Catholic churches are still closing permanently, mostly credited to the COVID closures and parishioners not coming back. Now, post-COVID, we have reports of mounting Catholic persecution at many levels, to an extent never seen in this country. There have been reports of FBI intimidation of Catholics by threating visits to their own homes; and, recently in Massachusetts, the reported denial of foster care parent-applicants to access the state’s foster care program, expressly due to the fact the applicants are Catholic; the prioritized violence against Catholic pro-life centers; the arrests of people silently praying the rosary in public; the growing desecration of Catholic statues and churches, etc.
Catholic parishes, along with their schools, are closing or being ‘consolidated;’ this tragedy in the quality of accessible primary education is blamed on everything except the real source of the problem: the sorry state of the Catholic Church itself.
Catholic seminaries are failing, too.
What will happen when we have under-educated priests who don’t know the faith, or too few priests to serve the people?
There is one bright spot that gives many Catholics here reason fo hope: The vibrant, growing, Catholic Church in Africa will soon greatly outnumber the Western world’s Catholic membership.
The leading African bishops, by their words and actions, are seriously loyal to the teachings of Jesus Christ in founding His Church. Obviously, this truly faithful enthusiasm and growth is not what’s happening here or, worse still, in Europe. The politicization and Biblical, exegetical, and catechetical corruption of Catholicism now narrowly escapes heresy, once again.
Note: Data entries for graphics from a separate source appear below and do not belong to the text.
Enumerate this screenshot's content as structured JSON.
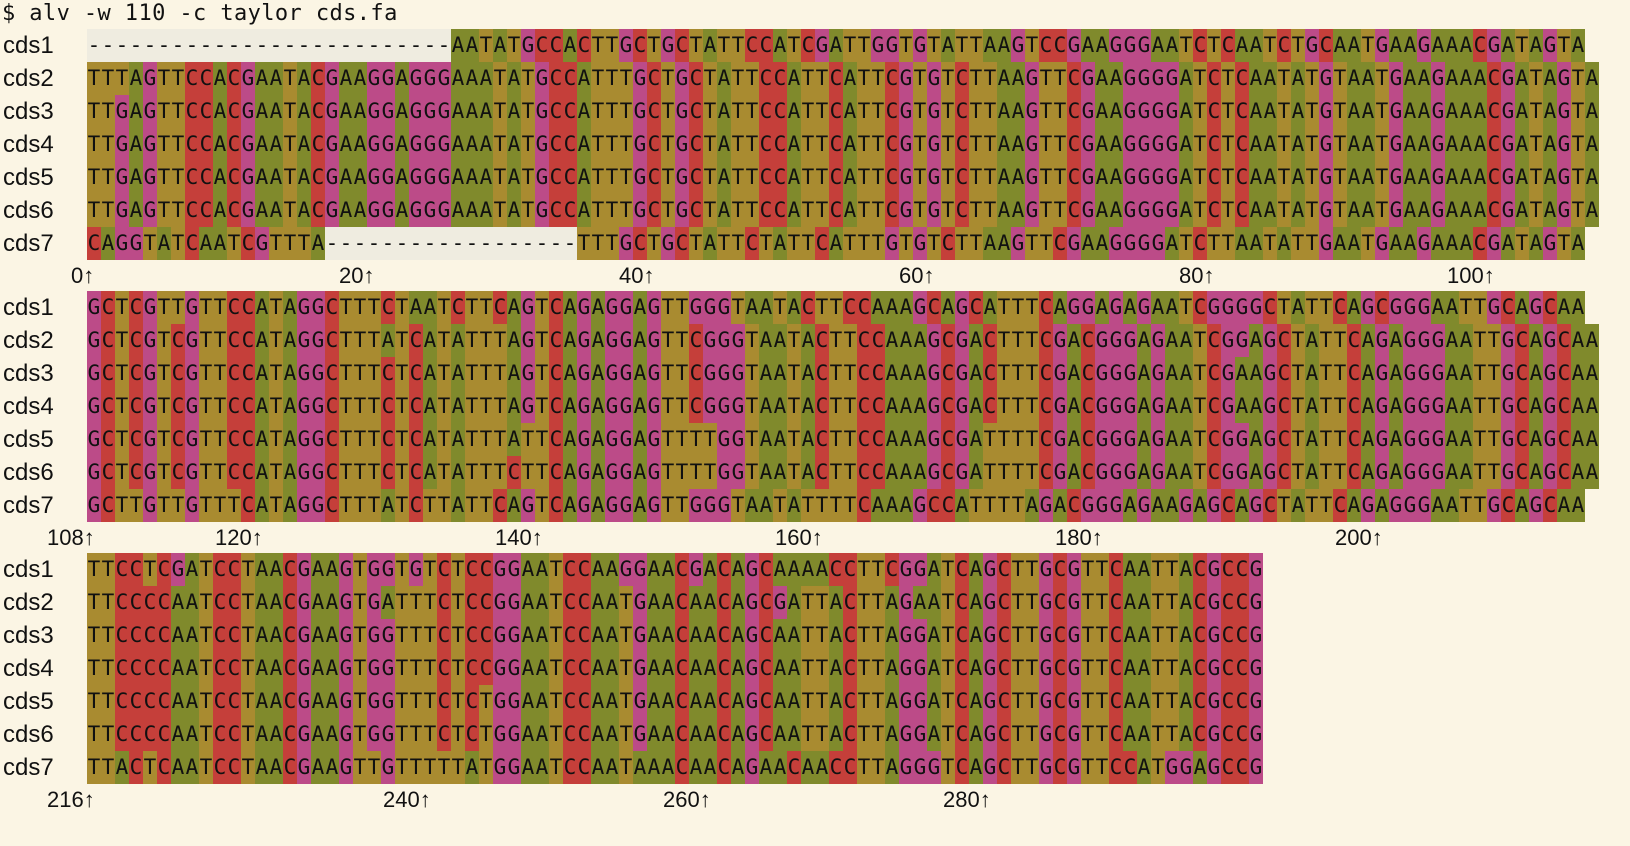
{
  "terminal": {
    "command": "$ alv -w 110 -c taylor cds.fa"
  },
  "colors": {
    "A": "#808a2c",
    "C": "#c53f3a",
    "G": "#bc4b88",
    "T": "#a98b30",
    "gap": "#efece0"
  },
  "blocks": [
    {
      "start": 0,
      "rows": [
        {
          "name": "cds1",
          "seq": "--------------------------AATATGCCACTTGCTGCTATTCCATCGATTGGTGTATTAAGTCCGAAGGGAATCTCAATCTGCAATGAAGAAACGATAGTA"
        },
        {
          "name": "cds2",
          "seq": "TTTAGTTCCACGAATACGAAGGAGGGAAATATGCCATTTGCTGCTATTCCATTCATTCGTGTCTTAAGTTCGAAGGGGATCTCAATATGTAATGAAGAAACGATAGTA"
        },
        {
          "name": "cds3",
          "seq": "TTGAGTTCCACGAATACGAAGGAGGGAAATATGCCATTTGCTGCTATTCCATTCATTCGTGTCTTAAGTTCGAAGGGGATCTCAATATGTAATGAAGAAACGATAGTA"
        },
        {
          "name": "cds4",
          "seq": "TTGAGTTCCACGAATACGAAGGAGGGAAATATGCCATTTGCTGCTATTCCATTCATTCGTGTCTTAAGTTCGAAGGGGATCTCAATATGTAATGAAGAAACGATAGTA"
        },
        {
          "name": "cds5",
          "seq": "TTGAGTTCCACGAATACGAAGGAGGGAAATATGCCATTTGCTGCTATTCCATTCATTCGTGTCTTAAGTTCGAAGGGGATCTCAATATGTAATGAAGAAACGATAGTA"
        },
        {
          "name": "cds6",
          "seq": "TTGAGTTCCACGAATACGAAGGAGGGAAATATGCCATTTGCTGCTATTCCATTCATTCGTGTCTTAAGTTCGAAGGGGATCTCAATATGTAATGAAGAAACGATAGTA"
        },
        {
          "name": "cds7",
          "seq": "CAGGTATCAATCGTTTA------------------TTTGCTGCTATTCTATTCATTTGTGTCTTAAGTTCGAAGGGGATCTTAATATTGAATGAAGAAACGATAGTA"
        }
      ],
      "ticks": [
        "0↑",
        "20↑",
        "40↑",
        "60↑",
        "80↑",
        "100↑"
      ]
    },
    {
      "start": 108,
      "rows": [
        {
          "name": "cds1",
          "seq": "GCTCGTTGTTCCATAGGCTTTCTAATCTTCAGTCAGAGGAGTTGGGTAATACTTCCAAAGCAGCATTTCAGGAGAGAATCGGGGCTATTCAGCGGGAATTGCAGCAA"
        },
        {
          "name": "cds2",
          "seq": "GCTCGTCGTTCCATAGGCTTTATCATATTTAGTCAGAGGAGTTCGGGTAATACTTCCAAAGCGACTTTCGACGGGAGAATCGGAGCTATTCAGAGGGAATTGCAGCAA"
        },
        {
          "name": "cds3",
          "seq": "GCTCGTCGTTCCATAGGCTTTCTCATATTTAGTCAGAGGAGTTCGGGTAATACTTCCAAAGCGACTTTCGACGGGAGAATCGAAGCTATTCAGAGGGAATTGCAGCAA"
        },
        {
          "name": "cds4",
          "seq": "GCTCGTCGTTCCATAGGCTTTCTCATATTTAGTCAGAGGAGTTCGGGTAATACTTCCAAAGCGACTTTCGACGGGAGAATCGAAGCTATTCAGAGGGAATTGCAGCAA"
        },
        {
          "name": "cds5",
          "seq": "GCTCGTCGTTCCATAGGCTTTCTCATATTTATTCAGAGGAGTTTTGGTAATACTTCCAAAGCGATTTTCGACGGGAGAATCGGAGCTATTCAGAGGGAATTGCAGCAA"
        },
        {
          "name": "cds6",
          "seq": "GCTCGTCGTTCCATAGGCTTTCTCATATTTCTTCAGAGGAGTTTTGGTAATACTTCCAAAGCGATTTTCGACGGGAGAATCGGAGCTATTCAGAGGGAATTGCAGCAA"
        },
        {
          "name": "cds7",
          "seq": "GCTTGTTGTTTCATAGGCTTTATCTTATTCAGTCAGAGGAGTTGGGTAATATTTTCAAAGCCATTTTAGACGGGAGAAGAGCAGCTATTCAGAGGGAATTGCAGCAA"
        }
      ],
      "ticks": [
        "108↑",
        "120↑",
        "140↑",
        "160↑",
        "180↑",
        "200↑"
      ]
    },
    {
      "start": 216,
      "rows": [
        {
          "name": "cds1",
          "seq": "TTCCTCGATCCTAACGAAGTGGTGTCTCCGGAATCCAAGGAACGACAGCAAAACCTTCGGATCAGCTTGCGTTCAATTACGCCG"
        },
        {
          "name": "cds2",
          "seq": "TTCCCCAATCCTAACGAAGTGATTTCTCCGGAATCCAATGAACAACAGCGATTACTTAGAATCAGCTTGCGTTCAATTACGCCG"
        },
        {
          "name": "cds3",
          "seq": "TTCCCCAATCCTAACGAAGTGGTTTCTCCGGAATCCAATGAACAACAGCAATTACTTAGGATCAGCTTGCGTTCAATTACGCCG"
        },
        {
          "name": "cds4",
          "seq": "TTCCCCAATCCTAACGAAGTGGTTTCTCCGGAATCCAATGAACAACAGCAATTACTTAGGATCAGCTTGCGTTCAATTACGCCG"
        },
        {
          "name": "cds5",
          "seq": "TTCCCCAATCCTAACGAAGTGGTTTCTCTGGAATCCAATGAACAACAGCAATTACTTAGGATCAGCTTGCGTTCAATTACGCCG"
        },
        {
          "name": "cds6",
          "seq": "TTCCCCAATCCTAACGAAGTGGTTTCTCTGGAATCCAATGAACAACAGCAATTACTTAGGATCAGCTTGCGTTCAATTACGCCG"
        },
        {
          "name": "cds7",
          "seq": "TTACTCAATCCTAACGAAGTTGTTTTTATGGAATCCAATAAACAACAGAACAACCTTAGGGTCAGCTTGCGTTCCATGGAGCCG"
        }
      ],
      "ticks": [
        "216↑",
        "240↑",
        "260↑",
        "280↑"
      ]
    }
  ]
}
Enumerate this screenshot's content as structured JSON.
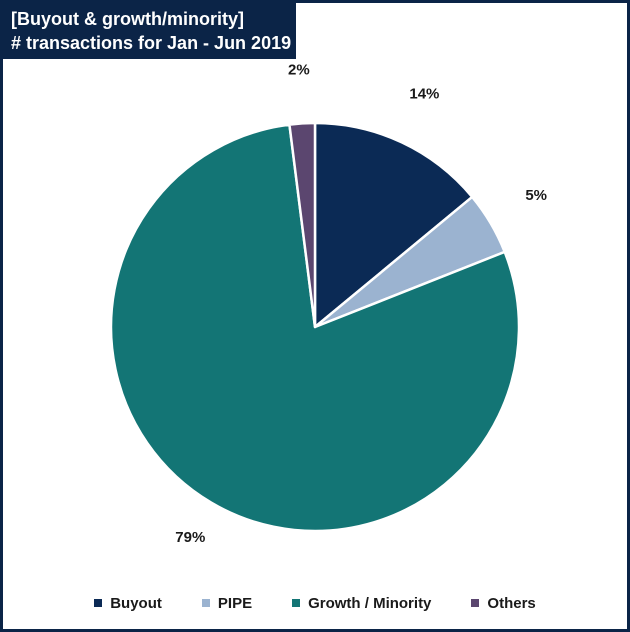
{
  "header": {
    "title_line1": "[Buyout & growth/minority]",
    "title_line2": "# transactions for Jan - Jun 2019"
  },
  "chart_data": {
    "type": "pie",
    "categories": [
      "Buyout",
      "PIPE",
      "Growth / Minority",
      "Others"
    ],
    "values": [
      14,
      5,
      79,
      2
    ],
    "value_labels": [
      "14%",
      "5%",
      "79%",
      "2%"
    ],
    "colors": [
      "#0b2a55",
      "#9bb3d0",
      "#137575",
      "#5b466f"
    ],
    "start": "12 o'clock, clockwise",
    "legend_position": "bottom"
  },
  "legend": {
    "items": [
      {
        "label": "Buyout",
        "color": "#0b2a55"
      },
      {
        "label": "PIPE",
        "color": "#9bb3d0"
      },
      {
        "label": "Growth / Minority",
        "color": "#137575"
      },
      {
        "label": "Others",
        "color": "#5b466f"
      }
    ]
  }
}
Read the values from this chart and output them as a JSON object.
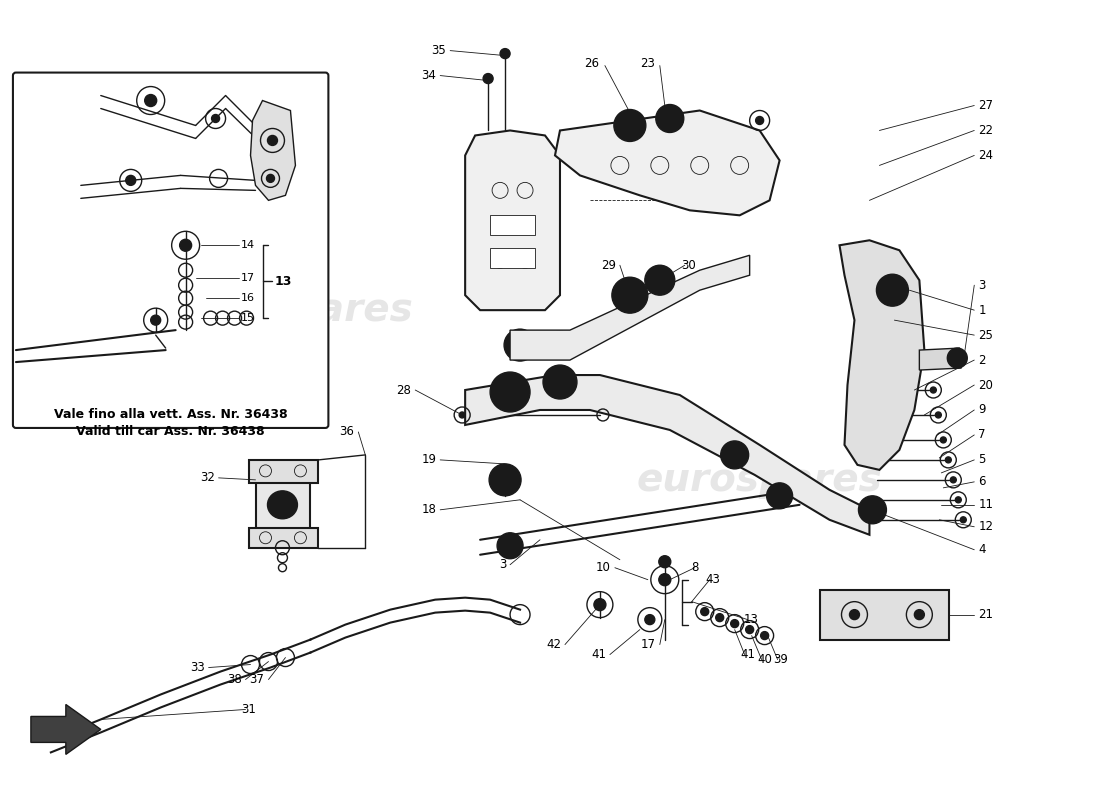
{
  "bg_color": "#ffffff",
  "line_color": "#1a1a1a",
  "fig_width": 11.0,
  "fig_height": 8.0,
  "inset_text_line1": "Vale fino alla vett. Ass. Nr. 36438",
  "inset_text_line2": "Valid till car Ass. Nr. 36438",
  "watermark_text": "eurospares",
  "lw_thin": 0.6,
  "lw_main": 1.0,
  "lw_thick": 1.5
}
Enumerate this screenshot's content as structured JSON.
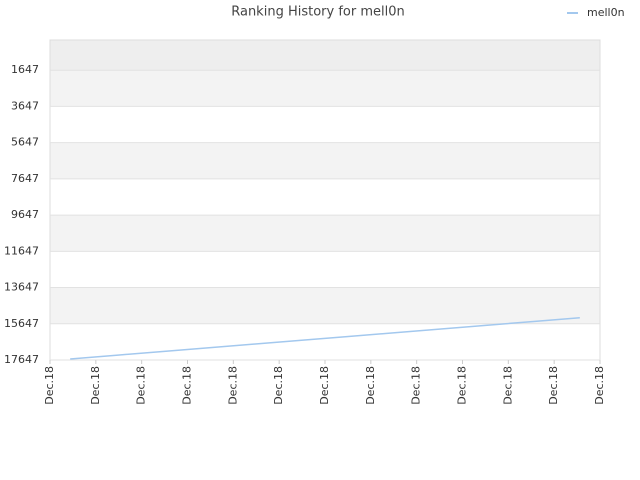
{
  "chart_data": {
    "type": "line",
    "title": "Ranking History for mell0n",
    "x": [
      0.44,
      1.45,
      2.46,
      3.47,
      4.48,
      5.49,
      6.51,
      7.52,
      8.53,
      9.54,
      10.55,
      11.56
    ],
    "series": [
      {
        "name": "mell0n",
        "color": "#a3c8ee",
        "values": [
          17590,
          17383,
          17176,
          16969,
          16762,
          16555,
          16348,
          16141,
          15934,
          15727,
          15520,
          15313
        ]
      }
    ],
    "xlim": [
      0,
      12
    ],
    "xticks": [
      {
        "value": 0,
        "label": "Dec.18"
      },
      {
        "value": 1,
        "label": "Dec.18"
      },
      {
        "value": 2,
        "label": "Dec.18"
      },
      {
        "value": 3,
        "label": "Dec.18"
      },
      {
        "value": 4,
        "label": "Dec.18"
      },
      {
        "value": 5,
        "label": "Dec.18"
      },
      {
        "value": 6,
        "label": "Dec.18"
      },
      {
        "value": 7,
        "label": "Dec.18"
      },
      {
        "value": 8,
        "label": "Dec.18"
      },
      {
        "value": 9,
        "label": "Dec.18"
      },
      {
        "value": 10,
        "label": "Dec.18"
      },
      {
        "value": 11,
        "label": "Dec.18"
      },
      {
        "value": 12,
        "label": "Dec.18"
      }
    ],
    "ylim": [
      17647,
      -20
    ],
    "yticks": [
      1647,
      3647,
      5647,
      7647,
      9647,
      11647,
      13647,
      15647,
      17647
    ],
    "grid": true,
    "legend": "top-right"
  }
}
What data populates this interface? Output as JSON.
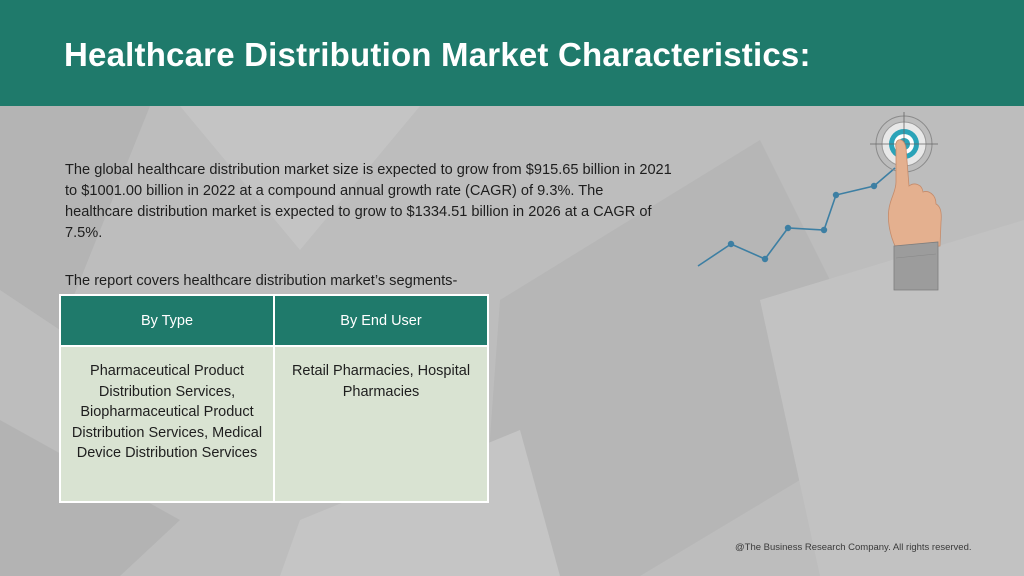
{
  "header": {
    "title": "Healthcare Distribution Market Characteristics:"
  },
  "intro": {
    "text": "The global healthcare distribution market size is expected to grow from $915.65 billion in 2021 to $1001.00 billion in 2022 at a compound annual growth rate (CAGR) of 9.3%. The healthcare distribution market is expected to grow to $1334.51 billion in 2026 at a CAGR of 7.5%."
  },
  "segments": {
    "label": "The report covers healthcare distribution market’s segments-",
    "headers": [
      "By Type",
      "By End User"
    ],
    "cells": [
      "Pharmaceutical Product Distribution Services, Biopharmaceutical Product Distribution Services, Medical Device Distribution Services",
      "Retail Pharmacies, Hospital Pharmacies"
    ]
  },
  "illustration": {
    "icon": "growth-chart-target-icon"
  },
  "footer": {
    "copyright": "@The Business Research Company. All rights reserved."
  },
  "colors": {
    "header_bg": "#1f7a6b",
    "table_header_bg": "#1f7a6b",
    "table_cell_bg": "#d9e3d2",
    "page_bg": "#bdbdbd",
    "chart_line": "#3d7fa3"
  }
}
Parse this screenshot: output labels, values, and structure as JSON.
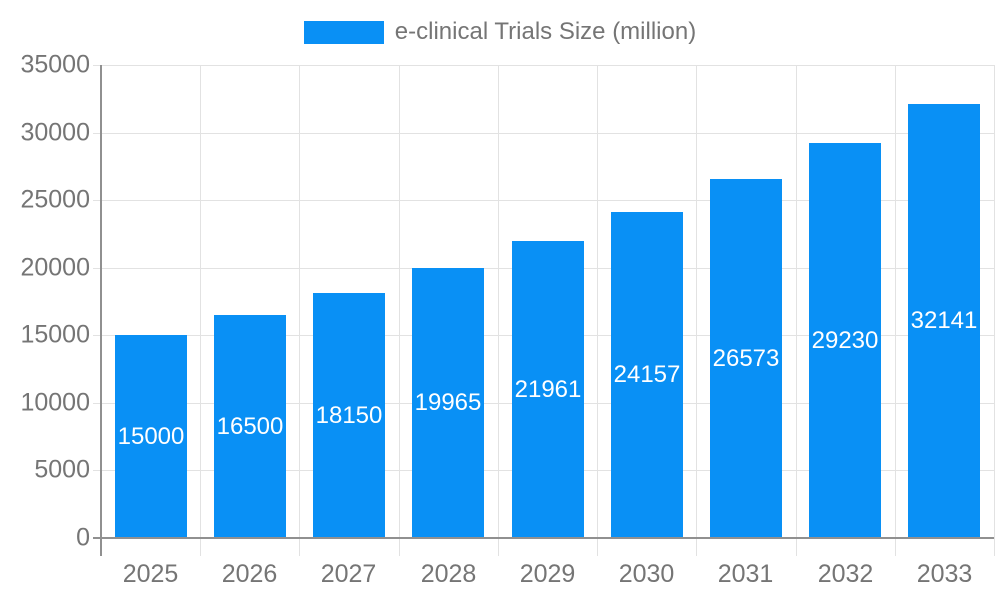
{
  "legend": {
    "label": "e-clinical Trials Size (million)"
  },
  "colors": {
    "bar": "#0990f5",
    "grid": "#e2e2e2",
    "axis": "#909090",
    "axis_text": "#757575",
    "value_label_text": "#ffffff",
    "background": "#ffffff"
  },
  "chart_data": {
    "type": "bar",
    "title": "e-clinical Trials Size (million)",
    "categories": [
      "2025",
      "2026",
      "2027",
      "2028",
      "2029",
      "2030",
      "2031",
      "2032",
      "2033"
    ],
    "values": [
      15000,
      16500,
      18150,
      19965,
      21961,
      24157,
      26573,
      29230,
      32141
    ],
    "series_name": "e-clinical Trials Size (million)",
    "xlabel": "",
    "ylabel": "",
    "ylim": [
      0,
      35000
    ],
    "ytick_step": 5000,
    "yticks": [
      0,
      5000,
      10000,
      15000,
      20000,
      25000,
      30000,
      35000
    ],
    "grid": true,
    "legend_position": "top",
    "value_labels": "inside-center",
    "bar_color": "#0990f5"
  }
}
But back in our country are currently no practical routes for communication and reasoned argument available to Catholics who are suffering from what amounts to theological, political, spiritual, and vocational discrimination and abuse from members of the Church hierarchy, from those in authority at each step of the ladder. Those Catholic laity who do follow, or try to, the Scriptural, uncorrupted teachings of Christ, who do attend the Mass and rely on the Holy Eucharist for perseverance, who enter the Catholic orders, who honor vows and sacraments, including marriage, and who work vocationally for the Church’s charities and schools in lay capacities, both men and women, are increasingly in a state of quiet near-despair.
Those in the pews are looking for goodness and light from the Catholic Church in its fidelity to what finally matters.
Instead, they find themselves in dread of the next unexpected deluge of internal opposition to themselves: via ideological, legal, moral, and practical meddling.